Another app can send someone to collect something you’ve lost – like leaving your glasses at your grandma’s house – and bring it to your home.

A day in the life of the young Germans

Finn Plotz talking at NEXT19

Finn Plotz was blown away that he could start using mobile tickets on the German railway. It’s about time – other places already offer this. He also spends time in South Africa, where they are ahead in some ways.

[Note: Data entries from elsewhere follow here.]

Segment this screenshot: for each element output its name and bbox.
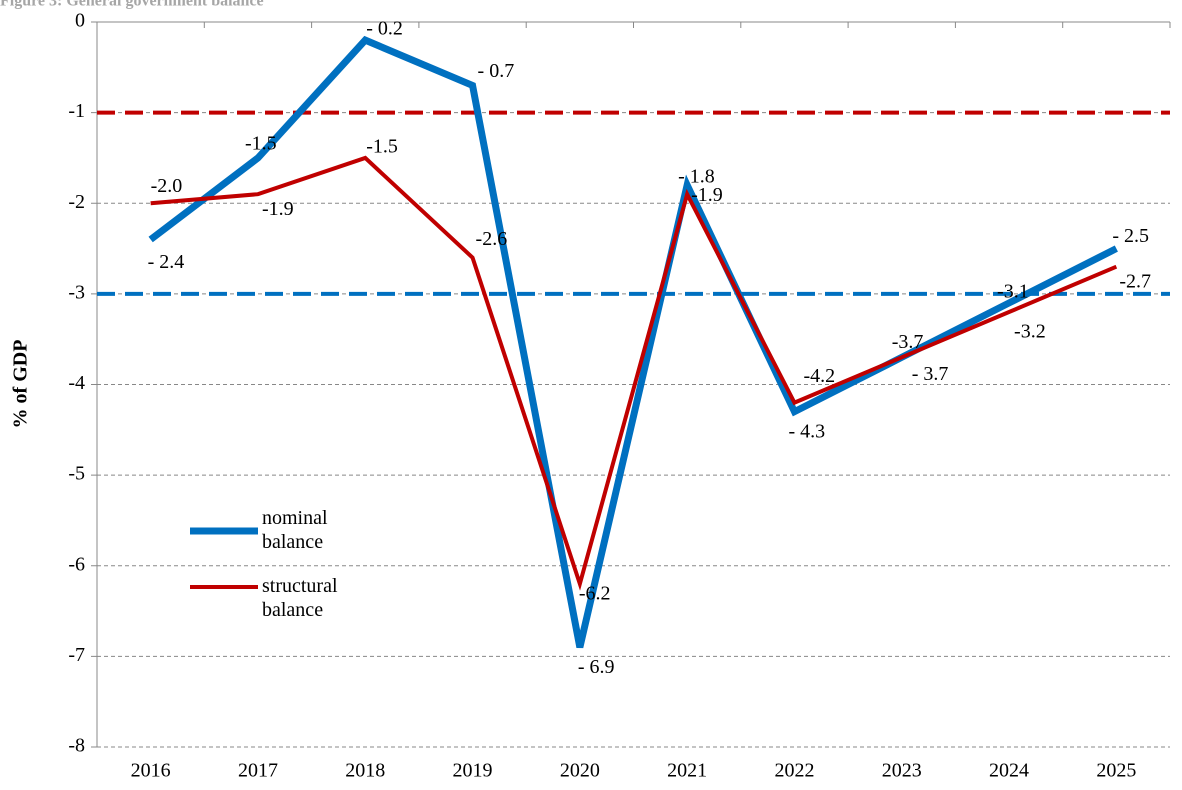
x-tick-label: 2024 (989, 760, 1029, 782)
data-label: - 0.2 (366, 18, 403, 40)
data-label: -1.9 (262, 198, 294, 220)
data-label: - 0.7 (478, 60, 515, 82)
x-tick-label: 2019 (453, 760, 493, 782)
y-tick-label: 0 (75, 10, 85, 32)
data-label: - 3.7 (912, 363, 949, 385)
data-label: - 2.5 (1112, 225, 1149, 247)
series-line (148, 35, 1118, 649)
data-label: - 2.4 (148, 251, 185, 273)
y-tick-label: -5 (68, 463, 85, 485)
legend-label: structural balance (262, 575, 338, 621)
chart-title: Figure 3: General government balance (0, 0, 264, 10)
x-tick-label: 2023 (882, 760, 922, 782)
data-label: -2.6 (476, 228, 508, 250)
data-label: -1.5 (245, 133, 277, 155)
data-label: - 4.3 (788, 420, 825, 442)
data-label: -3.7 (892, 331, 924, 353)
y-axis-label: % of GDP (10, 340, 32, 429)
x-tick-label: 2017 (238, 760, 278, 782)
data-label: -1.5 (366, 136, 398, 158)
y-tick-label: -4 (68, 372, 85, 394)
data-label: -4.2 (803, 365, 835, 387)
y-tick-label: -8 (68, 735, 85, 757)
x-tick-label: 2018 (345, 760, 385, 782)
data-label: -3.1 (997, 281, 1029, 303)
data-label: -2.7 (1119, 270, 1151, 292)
y-tick-label: -7 (68, 644, 85, 666)
y-tick-label: -6 (68, 553, 85, 575)
y-tick-label: -1 (68, 100, 85, 122)
y-tick-label: -2 (68, 191, 85, 213)
data-label: - 1.8 (678, 166, 715, 188)
legend-label: nominal balance (262, 507, 328, 553)
x-tick-label: 2020 (560, 760, 600, 782)
x-tick-label: 2022 (774, 760, 814, 782)
data-label: - 6.9 (578, 656, 615, 678)
x-tick-label: 2016 (131, 760, 171, 782)
y-tick-label: -3 (68, 281, 85, 303)
data-label: -3.2 (1014, 321, 1046, 343)
x-tick-label: 2021 (667, 760, 707, 782)
series-line (150, 155, 1118, 591)
data-label: -6.2 (579, 582, 611, 604)
x-tick-label: 2025 (1096, 760, 1136, 782)
data-label: -1.9 (691, 184, 723, 206)
data-label: -2.0 (151, 175, 183, 197)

There’s no one single ecosystem in Germany, like there is in China with WeChat. It’s more closely connected to the analogue world. If you attempt to pay for something in a German bakery with a card, you are crucified on the spot. In South Africa and China it is the other way around.

The German ecosystem is still evolving. In South Africa, you even take an Uber for a 300 yard journey in some cities, because of the danger. Germany is in a comfortable spot to start with – so maybe there’s less incentive to use disruptive services.

He would love to have the “guy on the scooter” app in Germany.

Discussion

Mei: How do you feel about phenomena like DeepFakes?

Kathleen: Social commerce is huge, and I buy a lot through it. Buying Likes? That feels pretty mainstream worldwide now. But she’s cautious about that.

Mei: Is there an opportunity for China to lead the way in countering these technologies, because it encounters them first?

Finn: The US Military are spending a lot of money on anti-deep fake technology. There are some serious issues all around the world.

Bjorn: So many people in Germany are not interested in new things. In China they’re really excited by new things. All German consumers are working in German companies – so that distaste for the new also goes into corporate life. Companies are very risk-aware, and trying the new is always risky.

Mei: How can we make the German consumers more demanding? Do we need to?

Björn Ognibeni at NEXT19

Björn: It’s probably not just cultural, but where you are in the development of a country. In the 60s and 70s, Germans were much more open to new things. What were the Chinese like a few years ago?

Mei: 20 years ago, the Chinese didn’t know what they wanted. Now they do.

Finn: In German we also have a regulatory burden that prevents the sharing economy businesses developing.

Kathleen: China is setting an example – but the network is pretty bad in Germany. If 4G isn’t working properly, what is 5G going t0 be like. And so many new technologies depend on 5G.

Finn: If we change the network operators millions and millions for the frequency bands, than they can’t spend the money on the infrastructure.

Björn: Of course they want better networks. They should complain more.

Finn: Germany’s dependence on copper networks holds it back. In parts of South Africa, they never had copper, so they’re going straight to 5G networks.

Björn: We need more customer dialogue in Germany. Many big companies demand you complain via the mail. That’s to make it hard. But putting it into chat is cost efficient and is low risk.

Mei asked us what our role is in this as managers – and as parents. There are certainly things we can learn and borrow from China. Could we co-create services with them?